Non esiste un tempo limite, perché può accadere a qualsiasi età. Se stai leggendo queste parole significa che una parte di te si è sentita attratta e sta combattendo per mostrarsi allo scoperto… Allora, è davvero il momento di iniziare un viaggio nel cambiamento.

Che cos’è la sindrome di Calimero?

La sindrome di Calimero è caratterizzata da un forte senso di disagio e sfiducia.
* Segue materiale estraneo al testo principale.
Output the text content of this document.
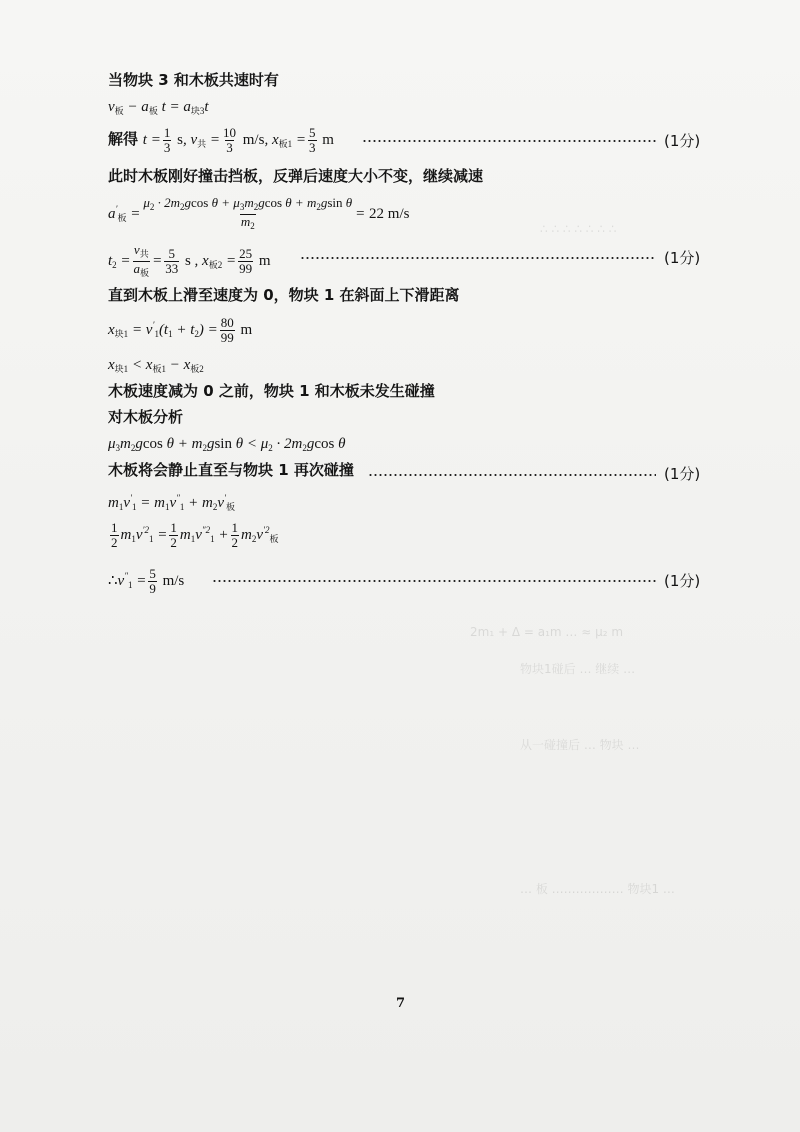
∴ ∴ ∴ ∴ ∴ ∴ ∴
2m₁ + Δ = a₁m … ≈ μ₂ m
物块1碰后 … 继续 …
从一碰撞后 … 物块 …
… 板 ……………… 物块1 …
当物块 3 和木板共速时有
$v_板 - a_板$ $t = a_{块3}t$
解得 $t = \frac{1}{3} s$, $v_共 = \frac{10}{3} m/s$, $x_{板1} = \frac{5}{3}$ m	(1分)
此时木板刚好撞击挡板，反弹后速度大小不变，继续减速
$a'_板 = \frac{\mu_2 \cdot 2m_2gcos \theta + \mu_3m_2gcos \theta + m_2gsin \theta}{m_2} = 22$ m/s
$t_2 = \frac{v_共}{a_板} = \frac{5}{33}$ s , $x_{板2} = \frac{25}{99}$ m	(1分)
直到木板上滑至速度为 0，物块 1 在斜面上下滑距离
$x_{块1} = v'_1(t_1 + t_2) = \frac{80}{99}$ m
$x_{块1} < x_{板1} - x_{板2}$
木板速度减为 0 之前，物块 1 和木板未发生碰撞
对木板分析
$\mu_3m_2gcos$ $\theta + m_2gsin$ $\theta < \mu_2 \cdot 2m_2gcos$ θ
木板将会静止直至与物块 1 再次碰撞	(1分)
$m_1v'_1 = m_1v''_1 + m_2v'_板$
$\frac{1}{2} m_1v^{'2}_1 = \frac{1}{2} m_1v^{''2}_1 + \frac{1}{2} m_2v^{'2}_板$
$\therefore v''_1 = \frac{5}{9} m/s$	(1分)
7
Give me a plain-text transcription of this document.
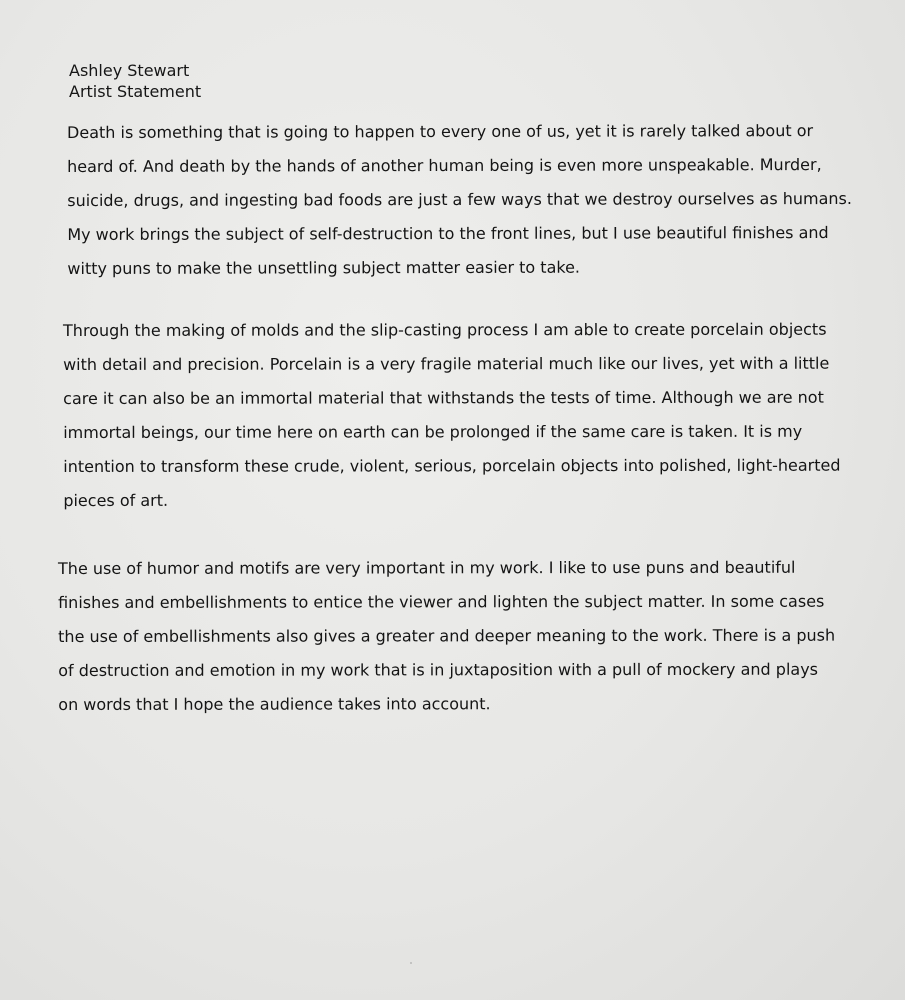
Ashley Stewart
Artist Statement

Death is something that is going to happen to every one of us, yet it is rarely talked about or
heard of. And death by the hands of another human being is even more unspeakable. Murder,
suicide, drugs, and ingesting bad foods are just a few ways that we destroy ourselves as humans.
My work brings the subject of self-destruction to the front lines, but I use beautiful finishes and
witty puns to make the unsettling subject matter easier to take.

Through the making of molds and the slip-casting process I am able to create porcelain objects
with detail and precision. Porcelain is a very fragile material much like our lives, yet with a little
care it can also be an immortal material that withstands the tests of time. Although we are not
immortal beings, our time here on earth can be prolonged if the same care is taken. It is my
intention to transform these crude, violent, serious, porcelain objects into polished, light-hearted
pieces of art.

The use of humor and motifs are very important in my work. I like to use puns and beautiful
finishes and embellishments to entice the viewer and lighten the subject matter. In some cases
the use of embellishments also gives a greater and deeper meaning to the work. There is a push
of destruction and emotion in my work that is in juxtaposition with a pull of mockery and plays
on words that I hope the audience takes into account.
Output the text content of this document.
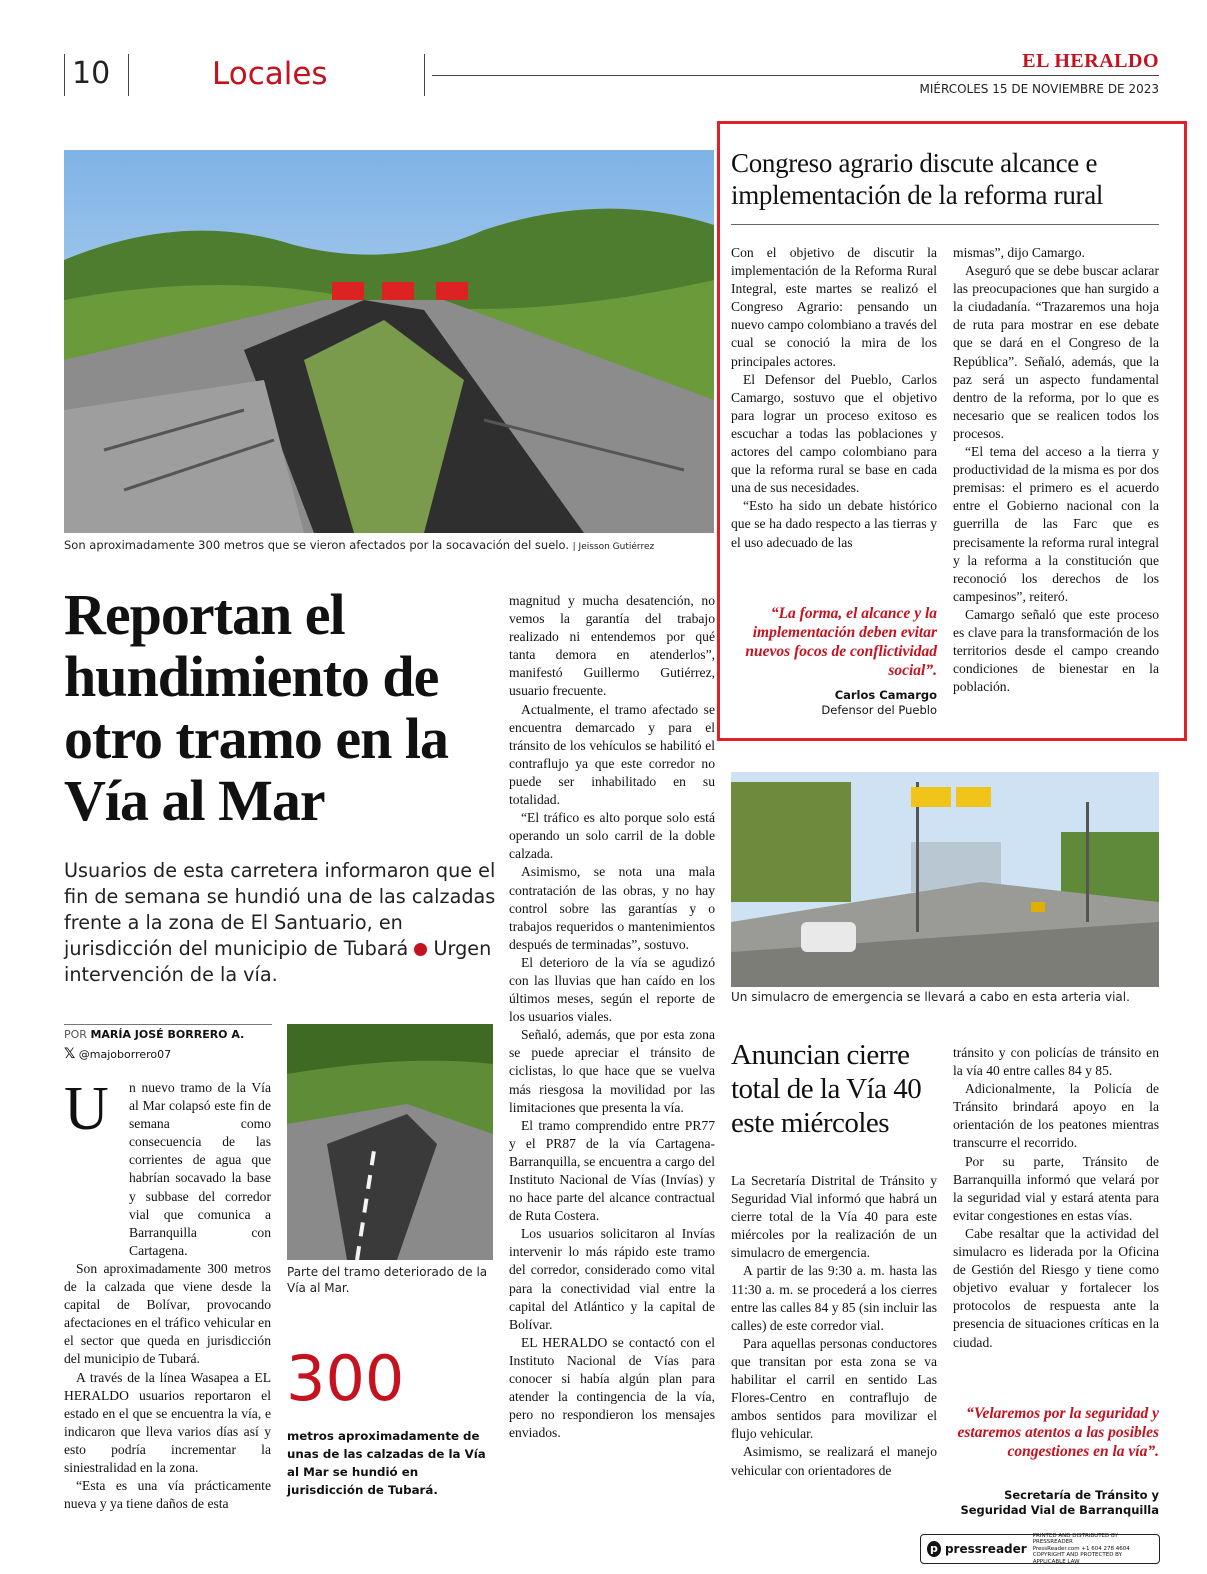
10	Locales	EL HERALDO
MIÉRCOLES 15 DE NOVIEMBRE DE 2023
Son aproximadamente 300 metros que se vieron afectados por la socavación del suelo. | Jeisson Gutiérrez
Reportan el hundimiento de otro tramo en la Vía al Mar
Usuarios de esta carretera informaron que el fin de semana se hundió una de las calzadas frente a la zona de El Santuario, en jurisdicción del municipio de Tubará Urgen intervención de la vía.
POR MARÍA JOSÉ BORRERO A.
𝕏 @majoborrero07
U	n nuevo tramo de la Vía al Mar colapsó este fin de semana como consecuencia de las corrientes de agua que habrían socavado la base y subbase del corredor vial que comunica a Barranquilla con Cartagena.

Son aproximadamente 300 metros de la calzada que viene desde la capital de Bolívar, provocando afectaciones en el tráfico vehicular en el sector que queda en jurisdicción del municipio de Tubará.

A través de la línea Wasapea a EL HERALDO usuarios reportaron el estado en el que se encuentra la vía, e indicaron que lleva varios días así y esto podría incrementar la siniestralidad en la zona.

“Esta es una vía prácticamente nueva y ya tiene daños de esta

Parte del tramo deteriorado de la Vía al Mar.
300
metros aproximadamente de unas de las calzadas de la Vía al Mar se hundió en jurisdicción de Tubará.

magnitud y mucha desatención, no vemos la garantía del trabajo realizado ni entendemos por qué tanta demora en atenderlos”, manifestó Guillermo Gutiérrez, usuario frecuente.

Actualmente, el tramo afectado se encuentra demarcado y para el tránsito de los vehículos se habilitó el contraflujo ya que este corredor no puede ser inhabilitado en su totalidad.

“El tráfico es alto porque solo está operando un solo carril de la doble calzada.

Asimismo, se nota una mala contratación de las obras, y no hay control sobre las garantías y o trabajos requeridos o mantenimientos después de terminadas”, sostuvo.

El deterioro de la vía se agudizó con las lluvias que han caído en los últimos meses, según el reporte de los usuarios viales.

Señaló, además, que por esta zona se puede apreciar el tránsito de ciclistas, lo que hace que se vuelva más riesgosa la movilidad por las limitaciones que presenta la vía.

El tramo comprendido entre PR77 y el PR87 de la vía Cartagena-Barranquilla, se encuentra a cargo del Instituto Nacional de Vías (Invías) y no hace parte del alcance contractual de Ruta Costera.

Los usuarios solicitaron al Invías intervenir lo más rápido este tramo del corredor, considerado como vital para la conectividad vial entre la capital del Atlántico y la capital de Bolívar.

EL HERALDO se contactó con el Instituto Nacional de Vías para conocer si había algún plan para atender la contingencia de la vía, pero no respondieron los mensajes enviados.

Congreso agrario discute alcance e implementación de la reforma rural

Con el objetivo de discutir la implementación de la Reforma Rural Integral, este martes se realizó el Congreso Agrario: pensando un nuevo campo colombiano a través del cual se conoció la mira de los principales actores.

El Defensor del Pueblo, Carlos Camargo, sostuvo que el objetivo para lograr un proceso exitoso es escuchar a todas las poblaciones y actores del campo colombiano para que la reforma rural se base en cada una de sus necesidades.

“Esto ha sido un debate histórico que se ha dado respecto a las tierras y el uso adecuado de las

“La forma, el alcance y la implementación deben evitar nuevos focos de conflictividad social”.
Carlos Camargo
Defensor del Pueblo

mismas”, dijo Camargo.

Aseguró que se debe buscar aclarar las preocupaciones que han surgido a la ciudadanía. “Trazaremos una hoja de ruta para mostrar en ese debate que se dará en el Congreso de la República”. Señaló, además, que la paz será un aspecto fundamental dentro de la reforma, por lo que es necesario que se realicen todos los procesos.

“El tema del acceso a la tierra y productividad de la misma es por dos premisas: el primero es el acuerdo entre el Gobierno nacional con la guerrilla de las Farc que es precisamente la reforma rural integral y la reforma a la constitución que reconoció los derechos de los campesinos”, reiteró.

Camargo señaló que este proceso es clave para la transformación de los territorios desde el campo creando condiciones de bienestar en la población.

Un simulacro de emergencia se llevará a cabo en esta arteria vial.
Anuncian cierre total de la Vía 40 este miércoles

La Secretaría Distrital de Tránsito y Seguridad Vial informó que habrá un cierre total de la Vía 40 para este miércoles por la realización de un simulacro de emergencia.

A partir de las 9:30 a. m. hasta las 11:30 a. m. se procederá a los cierres entre las calles 84 y 85 (sin incluir las calles) de este corredor vial.

Para aquellas personas conductores que transitan por esta zona se va habilitar el carril en sentido Las Flores-Centro en contraflujo de ambos sentidos para movilizar el flujo vehicular.

Asimismo, se realizará el manejo vehicular con orientadores de

tránsito y con policías de tránsito en la vía 40 entre calles 84 y 85.

Adicionalmente, la Policía de Tránsito brindará apoyo en la orientación de los peatones mientras transcurre el recorrido.

Por su parte, Tránsito de Barranquilla informó que velará por la seguridad vial y estará atenta para evitar congestiones en estas vías.

Cabe resaltar que la actividad del simulacro es liderada por la Oficina de Gestión del Riesgo y tiene como objetivo evaluar y fortalecer los protocolos de respuesta ante la presencia de situaciones críticas en la ciudad.

“Velaremos por la seguridad y estaremos atentos a las posibles congestiones en la vía”.
Secretaría de Tránsito y Seguridad Vial de Barranquilla
p pressreader
PRINTED AND DISTRIBUTED BY PRESSREADER
PressReader.com +1 604 278 4604
COPYRIGHT AND PROTECTED BY APPLICABLE LAW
La tendenza a lamentarsi è rivolta contro se stessi: proprio come il pulcino che tutti ben ricordiamo, ci si sente vessati e incompresi, vittime della sfortuna.

A un livello profondo, il vittimismo è fortemente legato all’auto-svalutazione, a un processo di disistima e visione negativa di sé, le cui radici affondano in ciò che si è vissuto durante l’esistenza, l’educazione ricevuta e le esperienze di vita.

La catena di lamentele che affligge il vittimista spesso si trasforma in un boomerang con cui vampirizza l’energia altrui, ecco perché un autentico processo di trasformazione implica la capacità di analizzare i propri buchi emotivi e mettersi in gioco per imparare un nuovo modo per guardare e vivere la realtà.

Dove nasce il senso di impotenza

«È un’ingiustizia però!» esclamava il celebre pulcino inventato nel 1963 per il Carosello.

Secondo lo psicanalista Saverio Tomasella, autore del libro La sindrome di Calimero (Sperling & Kupfer, 2018), ciò che possiamo cogliere come prima ispirazione per il cambiamento è iniziare a chiederci il senso che diamo al termine “ingiustizia”.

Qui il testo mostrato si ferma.